Koenigsegg vehicles are rather expensive but the company is aiming to provide something more “affordable,” as Top Gear reports. The idea is to offer something positioned below its current crop of ultra-exotic cars as means to attract new customers, and in the process, increase the company’s sales volumes. The yet-unnamed supercar is said to carry an estimated price tag of one million euros, and could get the (sales) volumes into the hundreds from the current 20 cars per year.

In this endeavour, the company is leveraging on its improved strategic partnership with National Electric Vehicle Sweden (NEVS), which is the all-electric successor of Saab. Recently, both companies announced a joint venture, with NEVS investing 150 million euros to acquire a 20% stake in Koenigsegg’s parent company.
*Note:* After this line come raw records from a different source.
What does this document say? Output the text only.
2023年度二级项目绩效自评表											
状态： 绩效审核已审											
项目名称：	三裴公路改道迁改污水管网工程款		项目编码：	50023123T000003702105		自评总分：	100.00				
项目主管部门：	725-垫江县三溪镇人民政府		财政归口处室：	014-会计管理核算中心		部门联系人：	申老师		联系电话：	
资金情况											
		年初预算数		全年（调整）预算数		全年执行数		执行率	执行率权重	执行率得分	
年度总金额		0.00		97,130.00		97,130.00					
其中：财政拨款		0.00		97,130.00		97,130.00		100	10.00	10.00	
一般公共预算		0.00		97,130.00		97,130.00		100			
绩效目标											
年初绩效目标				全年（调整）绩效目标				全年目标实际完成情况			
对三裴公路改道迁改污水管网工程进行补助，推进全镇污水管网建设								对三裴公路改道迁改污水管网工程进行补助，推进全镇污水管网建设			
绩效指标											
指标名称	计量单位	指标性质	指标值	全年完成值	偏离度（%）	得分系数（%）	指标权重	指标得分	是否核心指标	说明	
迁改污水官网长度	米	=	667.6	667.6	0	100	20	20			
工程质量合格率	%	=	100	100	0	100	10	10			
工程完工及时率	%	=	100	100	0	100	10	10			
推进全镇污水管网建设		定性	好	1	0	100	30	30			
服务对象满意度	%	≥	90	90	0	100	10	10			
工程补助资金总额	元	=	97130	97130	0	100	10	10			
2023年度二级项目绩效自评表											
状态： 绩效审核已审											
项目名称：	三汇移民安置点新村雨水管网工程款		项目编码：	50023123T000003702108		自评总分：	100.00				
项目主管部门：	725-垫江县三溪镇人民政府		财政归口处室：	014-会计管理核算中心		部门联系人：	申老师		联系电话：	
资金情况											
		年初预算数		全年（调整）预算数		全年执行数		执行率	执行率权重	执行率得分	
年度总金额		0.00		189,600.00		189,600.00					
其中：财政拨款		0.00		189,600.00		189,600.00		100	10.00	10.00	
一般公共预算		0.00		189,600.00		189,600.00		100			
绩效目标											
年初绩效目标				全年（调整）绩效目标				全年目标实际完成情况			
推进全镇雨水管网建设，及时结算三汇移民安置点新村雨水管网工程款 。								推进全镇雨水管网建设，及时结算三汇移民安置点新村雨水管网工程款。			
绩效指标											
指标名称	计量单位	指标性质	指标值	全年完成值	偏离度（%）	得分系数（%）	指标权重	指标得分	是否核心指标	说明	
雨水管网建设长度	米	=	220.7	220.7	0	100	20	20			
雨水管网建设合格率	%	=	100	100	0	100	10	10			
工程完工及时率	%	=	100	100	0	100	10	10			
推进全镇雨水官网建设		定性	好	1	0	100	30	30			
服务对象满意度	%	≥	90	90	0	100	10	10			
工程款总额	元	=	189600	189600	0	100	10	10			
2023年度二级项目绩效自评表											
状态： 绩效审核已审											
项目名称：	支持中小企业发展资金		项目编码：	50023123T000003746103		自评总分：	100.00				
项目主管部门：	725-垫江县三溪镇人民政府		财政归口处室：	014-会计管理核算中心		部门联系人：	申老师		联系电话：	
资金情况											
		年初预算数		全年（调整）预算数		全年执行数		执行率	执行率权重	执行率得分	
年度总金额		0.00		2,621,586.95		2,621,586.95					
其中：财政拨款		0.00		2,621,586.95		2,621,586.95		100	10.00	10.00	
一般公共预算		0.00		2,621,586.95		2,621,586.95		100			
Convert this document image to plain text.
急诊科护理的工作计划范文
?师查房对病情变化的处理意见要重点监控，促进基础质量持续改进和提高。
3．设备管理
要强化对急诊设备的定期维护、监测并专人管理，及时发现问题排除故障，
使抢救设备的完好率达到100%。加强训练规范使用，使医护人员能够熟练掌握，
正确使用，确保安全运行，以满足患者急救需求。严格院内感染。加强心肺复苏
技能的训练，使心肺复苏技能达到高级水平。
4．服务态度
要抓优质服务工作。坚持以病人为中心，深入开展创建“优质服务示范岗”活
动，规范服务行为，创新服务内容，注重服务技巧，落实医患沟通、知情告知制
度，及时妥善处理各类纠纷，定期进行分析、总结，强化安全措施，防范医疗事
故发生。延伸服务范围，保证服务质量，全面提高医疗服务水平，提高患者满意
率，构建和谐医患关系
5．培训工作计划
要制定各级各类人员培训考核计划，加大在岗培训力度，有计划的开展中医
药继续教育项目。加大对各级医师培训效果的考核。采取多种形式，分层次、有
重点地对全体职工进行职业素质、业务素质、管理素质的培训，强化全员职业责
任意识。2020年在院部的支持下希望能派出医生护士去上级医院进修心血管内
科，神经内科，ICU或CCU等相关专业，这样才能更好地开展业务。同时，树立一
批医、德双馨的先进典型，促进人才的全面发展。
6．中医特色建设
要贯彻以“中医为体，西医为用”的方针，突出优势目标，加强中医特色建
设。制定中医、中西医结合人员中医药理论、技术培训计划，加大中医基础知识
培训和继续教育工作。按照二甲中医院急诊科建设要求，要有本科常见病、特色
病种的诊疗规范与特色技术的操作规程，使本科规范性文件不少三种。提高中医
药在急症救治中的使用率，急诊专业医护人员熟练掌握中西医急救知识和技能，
Christian also explained the decision not to go fully electric: “if you imagine that Tesla today is producing around half of all the battery cells in the world, and that’s just about enough for 300,000 cars. Then you hear Volkswagen is going full electric, BMW too, and that’s millions of cars. It’s quite easy to realise that there will be a cell shortage coming up very quickly.”

Despite the “lower” price point, the new supercar will look “like a Koenigsegg,” with the company CEO assuring that there will be no cannibalisation of its current over-a-million-euro offerings.